Рэйчел опустила глаза, по телу прошла дрожь.
— Было слишком темно, — пробормотала она. — И лица его я не разглядела.
— А что полиция? Ты звонила?
— Я не обращалась в полицию, Брайан. Ведь я уже
говорила, что со мной ничего не случилось. И потом, лица-то я не видела. Пожалуйста, прошу тебя… давай забудем об этой истории. Я не желаю больше о ней говорить, — и голос Рэйчел дрогнул.Брайан увидел, как еще больше побледнело ее лицо — не лицо даже, а маска отчаяния. Скопившаяся в груди тяжесть отпустила его, словно подтаявший ледник, сползающий с вершины горы. За все годы, что они вместе, она еще ни разу ни о чем так горячо его не просила. Всегда она казалась такой сильной… волевой. И вот этот панцирь на его глазах рассыпался — сейчас он впервые увидел ее совершенно беззащитной.
Он взял ее на руки, осторожно положил на кровать и не отпускал до тех пор, пока дыхание не стало ровным. Рука у него занемела, но он не менял положения: ему хотелось убедиться, что она не проснется. Потом, лежа на спине рядом с Рэйчел, Брайан неожиданно для себя почувствовал, что из глаз к вискам текут слезы — скупые, горячие.
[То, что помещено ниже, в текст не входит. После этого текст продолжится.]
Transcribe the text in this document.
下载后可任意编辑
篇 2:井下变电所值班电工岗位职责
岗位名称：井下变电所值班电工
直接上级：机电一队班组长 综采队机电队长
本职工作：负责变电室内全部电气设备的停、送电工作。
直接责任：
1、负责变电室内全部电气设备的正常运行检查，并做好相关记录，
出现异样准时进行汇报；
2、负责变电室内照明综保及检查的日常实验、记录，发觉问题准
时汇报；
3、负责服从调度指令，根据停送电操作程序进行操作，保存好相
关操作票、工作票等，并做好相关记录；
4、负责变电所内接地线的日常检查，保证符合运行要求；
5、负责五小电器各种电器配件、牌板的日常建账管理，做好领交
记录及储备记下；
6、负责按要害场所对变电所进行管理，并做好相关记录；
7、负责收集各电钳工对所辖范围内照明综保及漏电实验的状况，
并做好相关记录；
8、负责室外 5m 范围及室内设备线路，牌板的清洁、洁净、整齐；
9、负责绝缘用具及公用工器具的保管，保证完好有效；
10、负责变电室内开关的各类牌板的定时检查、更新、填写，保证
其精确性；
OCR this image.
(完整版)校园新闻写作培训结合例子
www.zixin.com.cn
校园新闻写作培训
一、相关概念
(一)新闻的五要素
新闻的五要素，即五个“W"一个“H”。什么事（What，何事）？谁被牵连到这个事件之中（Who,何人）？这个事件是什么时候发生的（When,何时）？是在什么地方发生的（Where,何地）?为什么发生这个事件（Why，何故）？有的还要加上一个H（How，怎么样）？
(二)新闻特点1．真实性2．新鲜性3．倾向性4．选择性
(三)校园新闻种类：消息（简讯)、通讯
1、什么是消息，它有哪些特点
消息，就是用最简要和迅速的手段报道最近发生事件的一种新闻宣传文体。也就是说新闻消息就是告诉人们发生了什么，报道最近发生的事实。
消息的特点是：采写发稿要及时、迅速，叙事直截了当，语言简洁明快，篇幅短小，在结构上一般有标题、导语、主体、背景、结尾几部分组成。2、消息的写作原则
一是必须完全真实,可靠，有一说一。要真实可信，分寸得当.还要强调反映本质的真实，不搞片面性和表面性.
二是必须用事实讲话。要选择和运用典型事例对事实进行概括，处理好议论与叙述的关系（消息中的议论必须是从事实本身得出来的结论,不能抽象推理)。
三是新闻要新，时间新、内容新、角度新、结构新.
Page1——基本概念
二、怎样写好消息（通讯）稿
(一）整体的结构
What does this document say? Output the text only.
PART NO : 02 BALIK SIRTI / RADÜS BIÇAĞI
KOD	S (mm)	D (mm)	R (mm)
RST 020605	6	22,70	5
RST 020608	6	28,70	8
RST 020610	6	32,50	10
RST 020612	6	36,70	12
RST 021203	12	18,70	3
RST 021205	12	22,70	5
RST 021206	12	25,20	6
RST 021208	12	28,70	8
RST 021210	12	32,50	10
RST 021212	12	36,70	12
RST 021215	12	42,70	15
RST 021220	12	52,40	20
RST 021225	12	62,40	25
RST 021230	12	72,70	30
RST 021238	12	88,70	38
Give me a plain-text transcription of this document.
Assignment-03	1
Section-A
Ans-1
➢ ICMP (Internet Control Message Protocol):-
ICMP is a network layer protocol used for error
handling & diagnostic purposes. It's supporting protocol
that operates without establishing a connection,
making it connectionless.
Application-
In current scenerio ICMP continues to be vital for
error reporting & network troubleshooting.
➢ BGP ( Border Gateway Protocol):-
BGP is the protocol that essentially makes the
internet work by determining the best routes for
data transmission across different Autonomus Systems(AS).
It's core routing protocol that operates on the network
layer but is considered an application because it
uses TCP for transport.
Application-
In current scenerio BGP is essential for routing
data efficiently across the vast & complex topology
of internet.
„Господи, если бы с ней что-нибудь случилось… Если бы ее покалечили… не знаю, как бы я смог без нее жить", — стучало у него в голове.
— Я люблю тебя, малыш, — шепнул он, повернув голову, чтобы лучше ее видеть.
В розоватом свете уличных фонарей ее точеный профиль на подушке казался прекрасной камеей. На гладком виске пульсировала маленькая жилка. Почему-то эта жилка наполнила сердце особой нежностью.
Что же с ними все-таки случилось? Почему ей так трудно было заставить себя рассказать ему о том, что с ней произошло? Ведь вначале они рассказывали друг другу буквально все… Они так любили, что временами Брайану представлялось, что сильнее их любвипросто не бывает. Страсть, которую он испытывал, казалось, сорвала с него все защитные покровы, необходимые человеку, для того чтобы выжить в сегодняшнем мире. Так же и Рэйчел. Поэтому то, что каждый из них в конце концов вынужден был до известной степени уйти в себя, не поражало — таков естественный ход событий.
Но сейчас…
Брайан погладил нежную округлость ее щеки, с грустью подумав: „Пожалуй, мы зашли в этом слишком далеко…"
Ирония судьбы заключалась в том, что сегодня он любил ее ничуть не меньше, чем раньше. А может, и больше.
„Да, — съязвил внутренний голос, — но ты же любил и Розу. А в конце концов все же потерял".
Роза…
Достаточно ли для счастья только любви? Или Господь Бог успокаивает нас, заставляя считать, что мы хозяева положения, тогда как на самом деле мы лишь слепые котята?
Господи Иисусе, знать бы ответ! Знать бы, как… сделать так, чтобы все у них опять наладилось.
„Если бы у нее был ребенок… наш ребенок!" — в который уже раз подумал он.
Чувство утраты остро кольнуло сердце. Ему вспомнились разом все его братишки, которых мама приносила из роддома. Старшие всегда толпились у окна, наблюдая за тем, как папа помогает ей выйти из такси, — и в руках у нее непременный голубой сверток из шерстяного одеяла. Дома из свертка — о чудо! — вдруг появлялись малюсенькие пальчики, розовые пятки, и постепенно сладкий запах младенца наполнял всю квартиру, словно аромат свежеиспеченного хлеба.